時の余裕があれば、この時代の幾多の花の宗匠の定めた生花の法則になお詳細に立ち入って、徳川時代の装飾を支配していた根本原理を明らかにすること(そうすれば明らかになると思われるが)は興味あることであろう。彼らは導く原理(天)、従う原理(地)、和の原理(人)のことを述べている、そしてこれらの原理をかたどらない生花は没趣味な死んだ花であると考えられた。また花を、正式、半正式、略式の三つの異なった姿に生ける必要を詳述している。第一は舞踏場へ出るものものしい服装をした花の姿を現わし、第二はゆったりとした趣のある午後服の姿を現わし、第三は閨房《けいぼう》にある美しい平常着の姿を現わすともいわれよう。
われらは花の宗匠の生花よりも茶人の生花に対してひそかに同情を持つ。茶人の花は、適当に生けると芸術であって、人生と真に密接な関係を持っているからわれわれの心に訴えるのである。この流派を、写実派および形式派と対称区別して、自然派と呼びたい。茶人たちは、花を選択することでかれらのなすべきことは終わったと考えて、その他のことは花みずからの身の上話にまかせた。晩冬のころ茶室に入れば、野桜の小枝につぼみの椿《つばき》の取りあわせてあるのを見る。それは去らんとする冬のなごりときたらんとする春の予告を配合したものである。またいらいらするような暑い夏の日に、昼のお茶に行って見れば、床の間の薄暗い涼しい所にかかっている花瓶《かびん》には、一輪の百合《ゆり》を見るであろう。露のしたたる姿は、人生の愚かさを笑っているように思われる。

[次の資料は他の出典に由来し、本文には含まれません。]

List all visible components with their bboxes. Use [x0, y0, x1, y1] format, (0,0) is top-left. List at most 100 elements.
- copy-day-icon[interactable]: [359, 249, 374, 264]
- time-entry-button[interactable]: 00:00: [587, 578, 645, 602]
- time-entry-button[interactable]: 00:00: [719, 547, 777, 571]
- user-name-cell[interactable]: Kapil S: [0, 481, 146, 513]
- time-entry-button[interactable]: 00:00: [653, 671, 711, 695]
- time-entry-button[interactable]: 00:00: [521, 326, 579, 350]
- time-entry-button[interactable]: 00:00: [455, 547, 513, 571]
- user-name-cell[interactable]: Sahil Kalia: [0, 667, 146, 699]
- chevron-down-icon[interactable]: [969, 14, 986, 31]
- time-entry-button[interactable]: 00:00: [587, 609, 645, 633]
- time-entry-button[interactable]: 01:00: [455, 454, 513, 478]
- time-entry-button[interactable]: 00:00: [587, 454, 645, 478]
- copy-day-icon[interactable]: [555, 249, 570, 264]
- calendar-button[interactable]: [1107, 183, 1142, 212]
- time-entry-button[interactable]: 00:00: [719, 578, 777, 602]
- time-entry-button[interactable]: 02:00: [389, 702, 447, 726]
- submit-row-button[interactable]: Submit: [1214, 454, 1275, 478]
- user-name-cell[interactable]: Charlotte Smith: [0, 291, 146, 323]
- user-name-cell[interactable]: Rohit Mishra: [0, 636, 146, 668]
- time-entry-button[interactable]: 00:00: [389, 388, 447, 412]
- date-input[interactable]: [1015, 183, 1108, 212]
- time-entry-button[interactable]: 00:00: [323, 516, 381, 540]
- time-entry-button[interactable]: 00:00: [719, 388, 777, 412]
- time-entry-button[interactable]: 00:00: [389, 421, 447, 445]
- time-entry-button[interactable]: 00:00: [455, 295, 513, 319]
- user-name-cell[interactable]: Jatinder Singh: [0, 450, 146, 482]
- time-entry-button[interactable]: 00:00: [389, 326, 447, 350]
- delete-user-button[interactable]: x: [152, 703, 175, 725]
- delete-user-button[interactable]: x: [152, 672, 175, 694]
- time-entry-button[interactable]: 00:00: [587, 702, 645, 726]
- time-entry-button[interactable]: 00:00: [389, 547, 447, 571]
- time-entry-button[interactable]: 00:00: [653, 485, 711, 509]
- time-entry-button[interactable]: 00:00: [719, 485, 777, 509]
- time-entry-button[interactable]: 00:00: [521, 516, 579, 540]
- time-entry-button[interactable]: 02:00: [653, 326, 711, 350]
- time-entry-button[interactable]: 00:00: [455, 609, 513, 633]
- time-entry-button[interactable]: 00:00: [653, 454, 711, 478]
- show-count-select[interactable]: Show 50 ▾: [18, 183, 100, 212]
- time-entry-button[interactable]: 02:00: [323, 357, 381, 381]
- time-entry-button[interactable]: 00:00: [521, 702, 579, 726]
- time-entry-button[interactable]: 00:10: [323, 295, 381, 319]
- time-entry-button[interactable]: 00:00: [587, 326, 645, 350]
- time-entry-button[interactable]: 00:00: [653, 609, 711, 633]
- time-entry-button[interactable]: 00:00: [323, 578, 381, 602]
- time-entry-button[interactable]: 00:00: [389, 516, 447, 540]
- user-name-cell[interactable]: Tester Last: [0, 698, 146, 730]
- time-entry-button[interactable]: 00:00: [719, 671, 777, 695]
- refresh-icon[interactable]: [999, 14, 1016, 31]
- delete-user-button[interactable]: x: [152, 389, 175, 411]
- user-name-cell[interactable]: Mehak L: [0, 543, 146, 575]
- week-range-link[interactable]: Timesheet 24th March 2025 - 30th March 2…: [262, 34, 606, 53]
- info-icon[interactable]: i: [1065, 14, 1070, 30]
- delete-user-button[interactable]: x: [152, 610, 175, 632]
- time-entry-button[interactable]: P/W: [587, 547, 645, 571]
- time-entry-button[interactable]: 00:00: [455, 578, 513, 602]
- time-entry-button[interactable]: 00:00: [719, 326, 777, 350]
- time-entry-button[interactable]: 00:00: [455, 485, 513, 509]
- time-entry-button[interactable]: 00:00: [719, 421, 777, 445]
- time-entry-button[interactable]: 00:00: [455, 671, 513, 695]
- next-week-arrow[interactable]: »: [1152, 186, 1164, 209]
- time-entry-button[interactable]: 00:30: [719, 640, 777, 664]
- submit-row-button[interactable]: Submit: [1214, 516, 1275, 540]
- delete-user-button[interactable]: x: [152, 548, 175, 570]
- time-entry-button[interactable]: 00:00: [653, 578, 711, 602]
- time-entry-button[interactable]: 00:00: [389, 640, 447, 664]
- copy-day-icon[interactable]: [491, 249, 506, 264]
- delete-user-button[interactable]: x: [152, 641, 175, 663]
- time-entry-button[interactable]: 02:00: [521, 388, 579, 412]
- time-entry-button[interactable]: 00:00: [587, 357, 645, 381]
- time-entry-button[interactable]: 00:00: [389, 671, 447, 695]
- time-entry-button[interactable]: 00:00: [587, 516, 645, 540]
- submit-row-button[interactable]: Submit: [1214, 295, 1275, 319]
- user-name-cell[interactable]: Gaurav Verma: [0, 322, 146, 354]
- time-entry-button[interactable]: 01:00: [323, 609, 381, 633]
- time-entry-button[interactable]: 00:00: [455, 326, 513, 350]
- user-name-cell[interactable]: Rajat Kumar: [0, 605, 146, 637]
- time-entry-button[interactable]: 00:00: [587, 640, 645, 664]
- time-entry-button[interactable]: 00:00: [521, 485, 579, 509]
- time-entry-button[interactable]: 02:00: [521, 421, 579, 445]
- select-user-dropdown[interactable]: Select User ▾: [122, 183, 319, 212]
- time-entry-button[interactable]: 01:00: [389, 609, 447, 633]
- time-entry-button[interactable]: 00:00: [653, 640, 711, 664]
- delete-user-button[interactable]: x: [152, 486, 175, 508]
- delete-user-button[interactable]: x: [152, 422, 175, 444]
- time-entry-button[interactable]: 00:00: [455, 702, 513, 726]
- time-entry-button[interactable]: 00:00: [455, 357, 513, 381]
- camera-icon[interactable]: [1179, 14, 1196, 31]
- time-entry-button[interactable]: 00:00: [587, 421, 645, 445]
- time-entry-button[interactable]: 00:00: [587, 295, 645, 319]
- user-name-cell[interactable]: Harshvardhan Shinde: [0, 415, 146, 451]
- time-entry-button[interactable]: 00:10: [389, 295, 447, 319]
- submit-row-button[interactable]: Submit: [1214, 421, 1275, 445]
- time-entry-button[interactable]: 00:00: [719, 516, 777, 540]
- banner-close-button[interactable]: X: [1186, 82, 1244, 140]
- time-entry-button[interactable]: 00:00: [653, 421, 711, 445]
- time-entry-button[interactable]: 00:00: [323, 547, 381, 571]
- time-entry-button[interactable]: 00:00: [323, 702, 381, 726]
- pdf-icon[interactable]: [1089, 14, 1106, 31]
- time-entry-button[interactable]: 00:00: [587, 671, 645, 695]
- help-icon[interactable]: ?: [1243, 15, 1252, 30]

花の独奏《ソロ》はおもしろいものであるが、絵画、彫刻の協奏曲《コンチェルト》となれば、その取りあわせには人を恍惚《こうこつ》とさせるものがある。石州はかつて湖沼の草木を思わせるように水盤に水草を生けて、上の壁には相阿弥《そうあみ》の描いた鴨《かも》の空を飛ぶ絵をかけた。紹巴《じょうは》という茶人は、海辺の野花と漁家の形をした青銅の香炉に配するに、海岸のさびしい美しさを歌った和歌をもってした。その客人の一人は、その全配合の中に晩秋の微風を感じたとしるしている。

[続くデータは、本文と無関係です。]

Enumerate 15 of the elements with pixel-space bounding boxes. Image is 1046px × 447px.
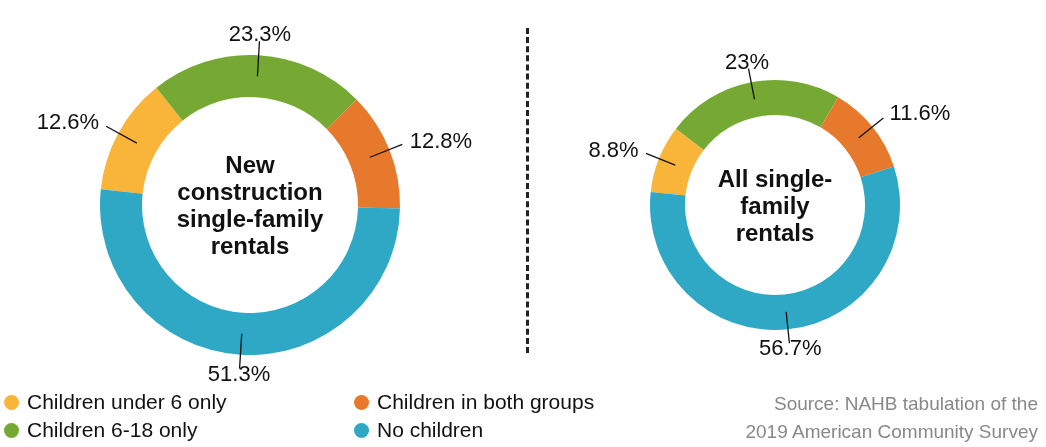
text: New construction single-family rentals — [175, 151, 325, 259]
data-label: 23% — [724, 48, 769, 74]
data-label: 23.3% — [228, 21, 292, 47]
data-label: 12.6% — [36, 109, 100, 135]
data-label: 8.8% — [588, 137, 639, 163]
data-label: 12.8% — [409, 128, 473, 154]
data-label: 56.7% — [759, 335, 822, 361]
data-label: 51.3% — [207, 360, 271, 386]
legend-label: Children 6-18 only — [27, 418, 198, 442]
legend-label: Children in both groups — [377, 390, 595, 414]
text: All single-family rentals — [716, 164, 834, 246]
source-note: Source: NAHB tabulation of the 2019 American Community Survey — [744, 392, 1038, 444]
legend-label: No children — [377, 418, 484, 442]
data-label: 11.6% — [889, 100, 951, 126]
legend-label: Children under 6 only — [27, 390, 227, 414]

花物語は尽きないが、もう一つだけ語ることにしよう。十六世紀には、朝顔はまだわれわれに珍しかった。利休は庭全体にそれを植えさせて、丹精《たんせい》こめて培養した。利休の朝顔の名が太閤《たいこう》のお耳に達すると太閤はそれを見たいと仰せいだされた。そこで利休はわが家の朝の茶の湯へお招きをした。その日になって太閤は庭じゅうを歩いてごらんになったが、どこを見ても朝顔のあとかたも見えなかった。地面は平らかにして美しい小石や砂がまいてあった。その暴君はむっとした様子で茶室へはいった。しかしそこにはみごとなものが待っていて彼のきげんは全くなおって来た。床の間には宋細工《そうざいく》の珍しい青銅の器に、全庭園の女王である一輪の朝顔があった。
こういう例を見ると、「花御供《はなごく》」の意味が充分にわかる。たぶん花も充分にその真の意味を知るであろう。彼らは人間のような卑怯者《ひきょうもの》ではない。花によっては死を誇りとするものもある。たしかに日本の桜花は、風に身を任せて片々と落ちる時これを誇るものであろう。吉野《よしの》や嵐山《あらしやま》のかおる雪崩《なだれ》の前に立ったことのある人は、だれでもきっとそう感じたであろう。宝石をちりばめた雲のごとく飛ぶことしばし、また水晶の流れの上に舞い、落ちては笑う波の上に身を浮かべて流れながら「いざさらば春よ、われらは永遠の旅に行く。」というようである。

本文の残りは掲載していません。